Leon stood with me on the sidewalk, peering through the chain link. "Over there," I said, pointing. The Lexus was parked near a shed, facing us. The impact had demolished the left front. The fender was gone; the engine exposed and crushed.
"You're a very lucky man," Leon said.
Next to it was the Jaguar, its roof flattened, all windows missing.
There was an office of some type in the shed, but it was closed and dark. The gates were locked with heavy chains. The razor wire glistened in the rain. There were tough guys hanging around a corner, not far away. I could feel them watching us. "Let's get out of here," I said.
Leon drove me to National Airport, the only place I knew to rent a car.
* * *
The table was set; carry-out Chinese was on the stove. Claire was waiting, and worried to some degree, though it was impossible to tell how much. I told her I had to go rent a car, pursuant to instructions from my insurance company. She examined me like a good doctor, and made me take a pill.
"I thought you were going to rest," she said.
"I tried. It didn't work. I'm starving."
It would be our last meal together as husband and wife, ending the same way we'd begun, with something fast and prepared elsewhere.
"Do you know someone named Hector Palma?" she asked, halfway through dinner.
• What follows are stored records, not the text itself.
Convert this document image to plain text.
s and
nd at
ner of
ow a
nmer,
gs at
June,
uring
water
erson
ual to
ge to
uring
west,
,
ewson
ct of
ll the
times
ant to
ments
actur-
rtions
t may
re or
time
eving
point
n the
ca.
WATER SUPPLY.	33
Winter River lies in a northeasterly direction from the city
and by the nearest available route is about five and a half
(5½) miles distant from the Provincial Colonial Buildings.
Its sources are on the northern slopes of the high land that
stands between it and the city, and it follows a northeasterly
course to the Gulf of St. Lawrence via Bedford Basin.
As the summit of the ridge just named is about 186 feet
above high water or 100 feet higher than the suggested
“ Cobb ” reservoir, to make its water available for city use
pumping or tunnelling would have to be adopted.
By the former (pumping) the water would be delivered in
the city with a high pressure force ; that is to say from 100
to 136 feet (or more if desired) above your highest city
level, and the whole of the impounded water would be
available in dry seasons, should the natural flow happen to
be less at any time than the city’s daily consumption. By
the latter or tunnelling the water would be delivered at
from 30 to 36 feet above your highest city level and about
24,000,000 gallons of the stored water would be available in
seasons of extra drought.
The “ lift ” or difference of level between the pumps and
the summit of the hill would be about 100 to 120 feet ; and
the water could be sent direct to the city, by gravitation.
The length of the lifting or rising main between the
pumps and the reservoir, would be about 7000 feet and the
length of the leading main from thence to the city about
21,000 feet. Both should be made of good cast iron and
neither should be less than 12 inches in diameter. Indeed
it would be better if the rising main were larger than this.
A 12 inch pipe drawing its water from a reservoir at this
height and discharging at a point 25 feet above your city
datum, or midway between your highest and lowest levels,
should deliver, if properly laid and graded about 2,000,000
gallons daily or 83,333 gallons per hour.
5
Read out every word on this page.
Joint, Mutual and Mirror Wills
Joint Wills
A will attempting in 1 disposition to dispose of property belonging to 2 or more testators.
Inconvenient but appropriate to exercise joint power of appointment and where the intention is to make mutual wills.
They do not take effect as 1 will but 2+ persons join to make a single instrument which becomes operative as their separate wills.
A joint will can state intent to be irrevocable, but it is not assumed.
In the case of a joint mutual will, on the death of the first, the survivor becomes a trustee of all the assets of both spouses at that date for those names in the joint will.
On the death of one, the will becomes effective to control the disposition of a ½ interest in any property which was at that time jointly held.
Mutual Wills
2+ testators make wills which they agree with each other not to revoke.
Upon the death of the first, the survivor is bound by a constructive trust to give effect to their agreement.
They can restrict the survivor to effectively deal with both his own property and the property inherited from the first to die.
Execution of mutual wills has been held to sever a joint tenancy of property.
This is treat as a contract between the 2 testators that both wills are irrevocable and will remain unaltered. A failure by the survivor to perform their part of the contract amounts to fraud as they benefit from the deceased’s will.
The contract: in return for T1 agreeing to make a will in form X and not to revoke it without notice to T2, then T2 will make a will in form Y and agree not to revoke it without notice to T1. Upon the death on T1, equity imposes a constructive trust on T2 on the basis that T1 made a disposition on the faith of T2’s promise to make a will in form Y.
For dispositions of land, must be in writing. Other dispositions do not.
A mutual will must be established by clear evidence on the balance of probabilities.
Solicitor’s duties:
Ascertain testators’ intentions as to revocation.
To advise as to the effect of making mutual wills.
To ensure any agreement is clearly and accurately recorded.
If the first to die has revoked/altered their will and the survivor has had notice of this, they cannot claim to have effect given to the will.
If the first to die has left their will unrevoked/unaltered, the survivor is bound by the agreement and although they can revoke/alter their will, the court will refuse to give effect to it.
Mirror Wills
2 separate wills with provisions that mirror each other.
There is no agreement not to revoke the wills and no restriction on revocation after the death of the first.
I swallowed hard. "Yes."
"He called an hour ago. Said it was important that he talk to you. Who is he?"
"A paralegal with the firm. I was supposed to spend the morning with him going over one of my cases. He's in a tight spot."
"Must be. He wants to meet with you at nine tonight, at Nathan's on M."
"Why a bar?" I mused.
"He didn't say. Sounded suspicious."
My appetite vanished, but I kept eating to appear unmoved. Not that it was necessary. She couldn't have cared less.
* * *
I walked to M Street, in a light rain that was turning to sleet, and in significant pain. Parking would've been impossible on Friday night. And I hoped to stretch my muscles some, and clear my head.
The meeting could be nothing but trouble, and I prepped for it as I walked. I thought of lies to cover my trail, and more lies to cover the first set. Now that I had stolen, the lying didn't seem like such a big deal. Hector might be working for the firm; there was a chance he could be wired. I would listen carefully, and say little.
Nathan's was only half-full. I was ten minutes early, but he was there, waiting for me in a small booth. As I approached he suddenly jumped from his seat and thrust a hand at me. "You must be Michael. I'm Hector Palma, from real estate. Nice to meet you."
It was an assault, a burst of personality that put me on my heels. I shook hands, reeling, and said something like, "Nice to meet you."
He pointed to the booth. "Here, have a seat," he said, all warmth and smiles. I delicately- bent and squeezed my way into the booth.
"What happened to your face?" he asked.
"I kissed an air bag."
"Yeah, I heard about the accident," he said quickly. Very quickly. "Are you okay? Any broken bones?"
"No," I said slowly, trying to read him.